Heroic Leaders Embrace Paradox

Leadership is a master craft, and like all master crafts, gaining true excellence in leadership requires embracing paradox. Not everything about leadership is linear or simple. Heroic leaders, in mastering themselves and gaining true inner authority, have to accept and internalize leadership paradoxes such as these:

  • To get, you must give
  • To excel, you must release power
  • To speed up, you must slow down
  • To lead others, you must master yourself
  • To win, you must occasionally fail
  • To detect, you must reflect
  • To integrate, you must disintegrate
  • To get hard results, you must master soft skills
  • The higher you go, the less you need to know (technically)

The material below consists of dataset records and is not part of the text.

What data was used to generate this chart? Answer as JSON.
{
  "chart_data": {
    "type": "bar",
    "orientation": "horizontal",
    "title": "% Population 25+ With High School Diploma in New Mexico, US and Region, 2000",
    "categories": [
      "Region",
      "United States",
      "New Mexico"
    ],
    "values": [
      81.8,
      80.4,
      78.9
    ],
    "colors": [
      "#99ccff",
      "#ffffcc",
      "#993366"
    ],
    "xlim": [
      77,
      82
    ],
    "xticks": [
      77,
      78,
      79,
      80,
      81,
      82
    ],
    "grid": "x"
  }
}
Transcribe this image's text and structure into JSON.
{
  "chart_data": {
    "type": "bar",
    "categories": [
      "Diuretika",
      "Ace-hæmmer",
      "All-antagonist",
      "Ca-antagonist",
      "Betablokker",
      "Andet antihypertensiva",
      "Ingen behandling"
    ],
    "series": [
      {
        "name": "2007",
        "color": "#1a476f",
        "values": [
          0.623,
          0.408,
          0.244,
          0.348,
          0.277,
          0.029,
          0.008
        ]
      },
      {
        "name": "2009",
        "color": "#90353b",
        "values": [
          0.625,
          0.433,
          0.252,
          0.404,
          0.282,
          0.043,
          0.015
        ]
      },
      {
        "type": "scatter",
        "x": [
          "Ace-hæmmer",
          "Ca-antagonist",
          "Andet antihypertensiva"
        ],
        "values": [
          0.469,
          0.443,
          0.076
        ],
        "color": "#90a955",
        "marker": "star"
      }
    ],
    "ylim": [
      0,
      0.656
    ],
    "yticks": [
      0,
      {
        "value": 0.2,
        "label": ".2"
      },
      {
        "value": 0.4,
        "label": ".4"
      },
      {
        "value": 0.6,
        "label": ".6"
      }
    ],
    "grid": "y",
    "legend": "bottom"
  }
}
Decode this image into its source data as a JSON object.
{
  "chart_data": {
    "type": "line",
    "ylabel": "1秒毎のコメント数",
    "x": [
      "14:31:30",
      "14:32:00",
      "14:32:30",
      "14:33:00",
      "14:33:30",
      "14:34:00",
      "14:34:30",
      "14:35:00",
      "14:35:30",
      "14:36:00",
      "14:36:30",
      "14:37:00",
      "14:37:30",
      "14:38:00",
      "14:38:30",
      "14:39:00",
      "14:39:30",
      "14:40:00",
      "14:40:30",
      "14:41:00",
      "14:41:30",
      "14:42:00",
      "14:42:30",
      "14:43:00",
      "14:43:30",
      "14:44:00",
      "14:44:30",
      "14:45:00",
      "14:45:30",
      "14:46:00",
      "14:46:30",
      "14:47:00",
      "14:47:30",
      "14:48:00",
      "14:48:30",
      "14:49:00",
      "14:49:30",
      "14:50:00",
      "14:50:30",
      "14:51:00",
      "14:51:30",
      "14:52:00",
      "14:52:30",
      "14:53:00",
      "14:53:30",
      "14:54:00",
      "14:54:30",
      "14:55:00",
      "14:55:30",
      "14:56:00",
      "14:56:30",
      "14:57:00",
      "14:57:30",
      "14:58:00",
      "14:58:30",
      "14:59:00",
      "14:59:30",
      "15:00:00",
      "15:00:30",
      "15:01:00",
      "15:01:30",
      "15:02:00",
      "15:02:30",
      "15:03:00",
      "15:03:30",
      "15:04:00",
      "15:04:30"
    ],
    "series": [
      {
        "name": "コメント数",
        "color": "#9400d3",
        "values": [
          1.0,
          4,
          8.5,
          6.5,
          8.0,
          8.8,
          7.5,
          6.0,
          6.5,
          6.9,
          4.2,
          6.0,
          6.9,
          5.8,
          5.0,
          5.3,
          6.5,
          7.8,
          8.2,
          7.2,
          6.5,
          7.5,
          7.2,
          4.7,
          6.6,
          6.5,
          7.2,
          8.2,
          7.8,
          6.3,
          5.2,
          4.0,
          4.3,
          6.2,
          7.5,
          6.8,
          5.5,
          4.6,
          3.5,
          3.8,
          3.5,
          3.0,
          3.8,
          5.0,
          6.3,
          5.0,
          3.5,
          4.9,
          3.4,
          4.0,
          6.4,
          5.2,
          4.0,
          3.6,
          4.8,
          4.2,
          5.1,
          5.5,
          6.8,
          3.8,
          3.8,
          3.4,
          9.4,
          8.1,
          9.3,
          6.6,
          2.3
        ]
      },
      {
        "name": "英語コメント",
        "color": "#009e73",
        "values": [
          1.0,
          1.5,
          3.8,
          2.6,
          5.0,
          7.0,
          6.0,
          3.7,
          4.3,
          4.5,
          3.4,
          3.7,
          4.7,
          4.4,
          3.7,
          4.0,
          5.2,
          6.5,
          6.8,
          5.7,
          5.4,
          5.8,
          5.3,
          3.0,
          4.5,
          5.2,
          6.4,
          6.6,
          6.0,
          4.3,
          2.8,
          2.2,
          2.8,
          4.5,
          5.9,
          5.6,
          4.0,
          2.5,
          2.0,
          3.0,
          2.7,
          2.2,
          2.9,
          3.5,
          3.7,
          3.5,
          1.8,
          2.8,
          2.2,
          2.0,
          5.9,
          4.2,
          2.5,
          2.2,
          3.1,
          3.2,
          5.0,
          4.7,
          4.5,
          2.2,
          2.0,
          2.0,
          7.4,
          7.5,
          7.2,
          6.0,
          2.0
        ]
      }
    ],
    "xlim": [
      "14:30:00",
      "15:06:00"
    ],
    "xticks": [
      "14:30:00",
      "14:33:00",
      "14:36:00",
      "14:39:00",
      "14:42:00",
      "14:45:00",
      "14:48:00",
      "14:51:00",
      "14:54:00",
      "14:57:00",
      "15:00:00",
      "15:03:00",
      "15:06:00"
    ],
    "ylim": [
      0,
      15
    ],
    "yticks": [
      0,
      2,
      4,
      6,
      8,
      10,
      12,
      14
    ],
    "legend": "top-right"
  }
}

Heroic Leaders Avoid the Slippery Slope

Like Odysseus in Homer’s Odyssey, all leaders will occasionally be lured by the siren’s call to the shores of ignoble behavior. It is tempting to follow the siren’s call and step onto the slippery slope towards our lesser ambitions, and when we do, we end up crashing on the shore and shipwrecking our integrity, our honor, and our trustworthiness. When leaders step on the slippery slope, they fall prey to these toxic mindsets and  behaviors:

  • Convenience
  • Instant Gratification
  • Victimization
  • Cynicism
  • Rights without Responsibility
  • Entitlement without Sacrifice

Like Odysseus before us, we must lash ourselves to the mast of moral courage, avoid the slippery slope, and chart a wiser course to uphold our integrity and our honor.

Heroic Leaders Understand the Necessity of “No”

Like the mythic Pandora, leaders often mistake success as saying “yes” to everything. And like Pandora, when leaders lift the lid of the box and say “yes” to everything, they unleash a torrent of unfocused tasks and misguided energy that results in chaos and confusion. Why do leaders often fall prey to this Pandora effect and focus on doing more and more and more? Because of the chimera of activity and business! When leaders perceive busyness, they automatically correlate that busyness to production and effectiveness, which is often the opposite of what is actually achieved. Busyness and unfocused energy creates dissipation, not focus! Heroic leaders therefore understand the necessity of saying “no.” Heroic leaders must discipline themselves, and their organization, to focus on their ethos, their core strategy, and their ultimate end states, and say “no” to things that do not align with these core purposes. Great leaders instill in themselves and their organizations a willingness to ask these crucial questions: What should we stop doing? What should we never do? In this way, leaders foster a discipline for “no” and create healthy mechanisms for removal.